Immigration is a vexing issue for people of good will. It’s well-nigh impossible to make progress with so many people of bad faith. Yet whatever harms Abbott and Tiffany and their co-partisans visit on the least of their brothers is apparently not enough to meet the demands of the GOP base, which pines for more pain. This is the ethos of the contemporary GOP, memorably identified by the Trump supporter who complained in 2019 that Trump was “not hurting the people he needs to be hurting.”  

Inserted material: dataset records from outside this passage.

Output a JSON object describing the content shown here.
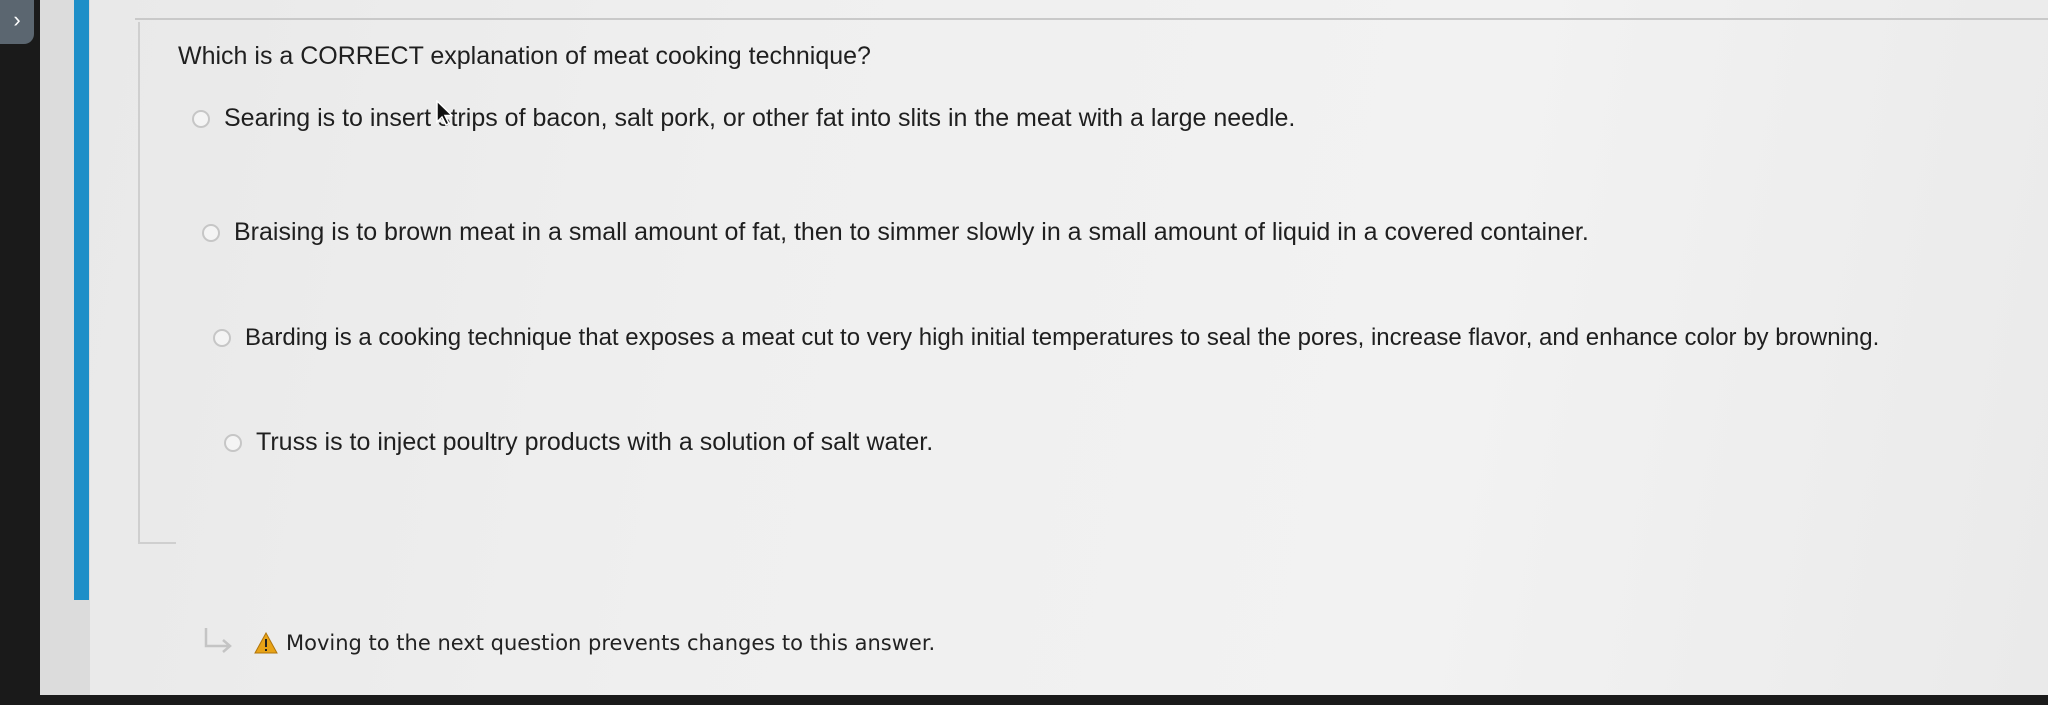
{
  "nav": {
    "collapse_glyph": "›"
  },
  "question": {
    "prompt": "Which is a CORRECT explanation of meat cooking technique?",
    "options": [
      {
        "label": "Searing is to insert strips of bacon, salt pork, or other fat into slits in the meat with a large needle.",
        "selected": false
      },
      {
        "label": "Braising is to brown meat in a small amount of fat, then to simmer slowly in a small amount of liquid in a covered container.",
        "selected": false
      },
      {
        "label": "Barding is a cooking technique that exposes a meat cut to very high initial temperatures to seal the pores, increase flavor, and enhance color by browning.",
        "selected": false
      },
      {
        "label": "Truss is to inject poultry products with a solution of salt water.",
        "selected": false
      }
    ]
  },
  "notice": {
    "text": "Moving to the next question prevents changes to this answer.",
    "icon": "warning-icon",
    "icon_color": "#e8a317"
  },
  "colors": {
    "accent": "#1e8fc8",
    "text": "#1f1f1f"
  }
}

“Investigations,” whether into Hunter Biden’s misadventures in drug addiction or the deep state conspiracy to make Trump look like a lifelong crook, occupy an enormous share of the House Republican agenda. They are a logical GOP response to immigration, as well — especially after Title 42, the Covid-era border restriction, recently ended without the chaos that Republicans had hoped for. Republicans have few ideas or solutions for complex issues (unless you consider a wall to be either an idea or a solution). By contrast, you can investigate all day, every day, as House Republicans Jim Jordan and James Comer do, with a threadbare conscience as your only constraint. 

Unlike House Republicans, Catholic Charities and other groups have been working on immigration for years, dealing in raw complexities rather than Fox News soundbites. “People who think that a warm bowl of soup is why these families flee to the U.S. have really no concept of the circumstances they’re fleeing,” the head of a refugee services organization told Bloomberg Government reporter Ellen M. Gilmer. No doubt these groups are occasionally fooled by grifters. But surely not as often as Republican voters are. 

Harassing Good Samaritans is certainly consistent with GOP politics. But it might ultimately prove too degrading even for the party of Jordan and Comer. Another round of clueless legislators asking dim questions of knowledgeable witnesses is unlikely to produce the partisan high that keeps the House GOP fired up and ready to go. Perhaps it’s time for another photo op of Republican politicians drifting haplessly on the Rio Grande, staring strongly, very strongly, at the foreign side while a Fox News camera captures the pathos in it all its tawdry glory. 

Francis Wilkinson is a Bloomberg Opinion columnist covering U.S. politics and policy.